Book Synopsis Leveling Crowds by : Stanley J. Tambiah
Download or read book Leveling Crowds written by Stanley J. Tambiah and published by Univ of California Press. This book was released on 1996 with total page 408 pages. Available in PDF, EPUB and Kindle. Book excerpt: "In recent years much has been written about what Tambiah calls 'the strange malformations' that have resulted at the end of the twentieth century from complex combinations of nationalism, ethnicity, demands for self-determination, and social groups defining each other in terms of religious identity. No one, however, has analyzed how these factors lead to the violence that has become the characteristic of our time as brilliantly as Tambiah has in this remarkable book.

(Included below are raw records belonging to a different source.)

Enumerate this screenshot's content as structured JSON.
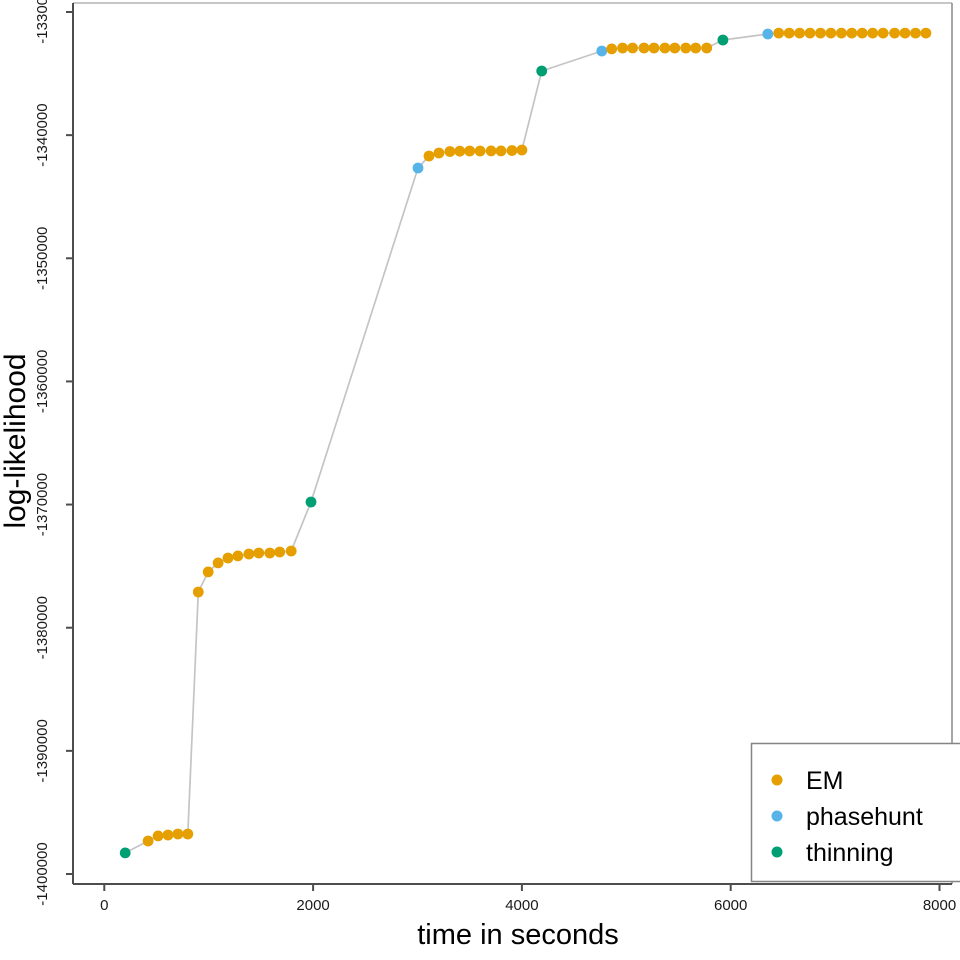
{
  "chart_data": {
    "type": "scatter",
    "title": "",
    "xlabel": "time in seconds",
    "ylabel": "log-likelihood",
    "xlim": [
      0,
      8000
    ],
    "ylim": [
      -1400000,
      -1330000
    ],
    "x_ticks": [
      0,
      2000,
      4000,
      6000,
      8000
    ],
    "x_tick_labels": [
      "0",
      "2000",
      "4000",
      "6000",
      "8000"
    ],
    "y_ticks": [
      -1330000,
      -1340000,
      -1350000,
      -1360000,
      -1370000,
      -1380000,
      -1390000,
      -1400000
    ],
    "y_tick_labels": [
      "-1330000",
      "-1340000",
      "-1350000",
      "-1360000",
      "-1370000",
      "-1380000",
      "-1390000",
      "-1400000"
    ],
    "grid": false,
    "line_color": "#c4c4c4",
    "legend": {
      "position": "bottom-right",
      "entries": [
        "EM",
        "phasehunt",
        "thinning"
      ]
    },
    "series": [
      {
        "name": "EM",
        "color": "#E69F00",
        "points": [
          [
            420,
            -1397320
          ],
          [
            515,
            -1396910
          ],
          [
            610,
            -1396830
          ],
          [
            705,
            -1396750
          ],
          [
            800,
            -1396750
          ],
          [
            900,
            -1377100
          ],
          [
            995,
            -1375470
          ],
          [
            1090,
            -1374740
          ],
          [
            1185,
            -1374340
          ],
          [
            1280,
            -1374170
          ],
          [
            1385,
            -1374010
          ],
          [
            1480,
            -1373930
          ],
          [
            1585,
            -1373930
          ],
          [
            1680,
            -1373850
          ],
          [
            1790,
            -1373770
          ],
          [
            3110,
            -1341690
          ],
          [
            3205,
            -1341450
          ],
          [
            3310,
            -1341330
          ],
          [
            3405,
            -1341300
          ],
          [
            3500,
            -1341290
          ],
          [
            3600,
            -1341290
          ],
          [
            3705,
            -1341280
          ],
          [
            3800,
            -1341280
          ],
          [
            3905,
            -1341250
          ],
          [
            4000,
            -1341210
          ],
          [
            4860,
            -1333000
          ],
          [
            4965,
            -1332920
          ],
          [
            5060,
            -1332920
          ],
          [
            5170,
            -1332920
          ],
          [
            5265,
            -1332920
          ],
          [
            5370,
            -1332920
          ],
          [
            5465,
            -1332920
          ],
          [
            5570,
            -1332920
          ],
          [
            5665,
            -1332920
          ],
          [
            5770,
            -1332920
          ],
          [
            6460,
            -1331710
          ],
          [
            6560,
            -1331710
          ],
          [
            6660,
            -1331710
          ],
          [
            6760,
            -1331710
          ],
          [
            6860,
            -1331710
          ],
          [
            6960,
            -1331710
          ],
          [
            7060,
            -1331710
          ],
          [
            7160,
            -1331710
          ],
          [
            7260,
            -1331710
          ],
          [
            7360,
            -1331710
          ],
          [
            7460,
            -1331710
          ],
          [
            7570,
            -1331710
          ],
          [
            7670,
            -1331710
          ],
          [
            7770,
            -1331710
          ],
          [
            7870,
            -1331710
          ]
        ]
      },
      {
        "name": "phasehunt",
        "color": "#56B4E9",
        "points": [
          [
            3005,
            -1342670
          ],
          [
            4765,
            -1333170
          ],
          [
            6355,
            -1331790
          ]
        ]
      },
      {
        "name": "thinning",
        "color": "#009E73",
        "points": [
          [
            200,
            -1398290
          ],
          [
            1980,
            -1369790
          ],
          [
            4190,
            -1334790
          ],
          [
            5925,
            -1332270
          ]
        ]
      }
    ]
  }
}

His insights as a social science into the political and cultural history of South Asia are informed by a passionate humanism that gives us a new understanding of the dark tragedies of our time."—Ainslie Embree, Professor Emeritus of History, Columbia University "Resolutely transgressing disciplinary and spatial boundaries, Tambiah offers a scholarly but accessible, a focused but wide-ranging analysis that places ethnicity on the borderlines of the old and the new, the past and the present, politics and culture...With uncanny skill, he turns the contemporary worry about ethnic politics and violence into a brilliant meditation on the history of nationalism, nation-states, and world-capitalism—in a word, modernity itself. No student of modernity, let alone ethnicity in South Asia and other regions, can afford to ignore this thoughtful inquiry into our modern history."—Gyan Prakash, Princeton University
Book Synopsis The Colonial Origins of Ethnic Violence in India by : Ajay Verghese
Download or read book The Colonial Origins of Ethnic Violence in India written by Ajay Verghese and published by Stanford University Press. This book was released on 2016-03-02 with total page 294 pages. Available in PDF, EPUB and Kindle. Book excerpt: The neighboring north Indian districts of Jaipur and Ajmer are identical in language, geography, and religious and caste demography. But when the famous Babri Mosque in Ayodhya was destroyed in 1992, Jaipur burned while Ajmer remained peaceful; when the state clashed over low-caste affirmative action quotas in 2008, Ajmer's residents rioted while Jaipur's citizens stayed calm. What explains these divergent patterns of ethnic conflict across multiethnic states? Using archival research and elite interviews in five case studies spanning north, south, and east India, as well as a quantitative analysis of 589 districts, Ajay Verghese shows that the legacies of British colonialism drive contemporary conflict. Because India served as a model for British colonial expansion into parts of Africa and Southeast Asia, this project links Indian ethnic conflict to violent outcomes across an array of multiethnic states, including cases as diverse as Nigeria and Malaysia. The Colonial Origins of Ethnic Violence in India makes important contributions to the study of Indian politics, ethnicity, conflict, and historical legacies.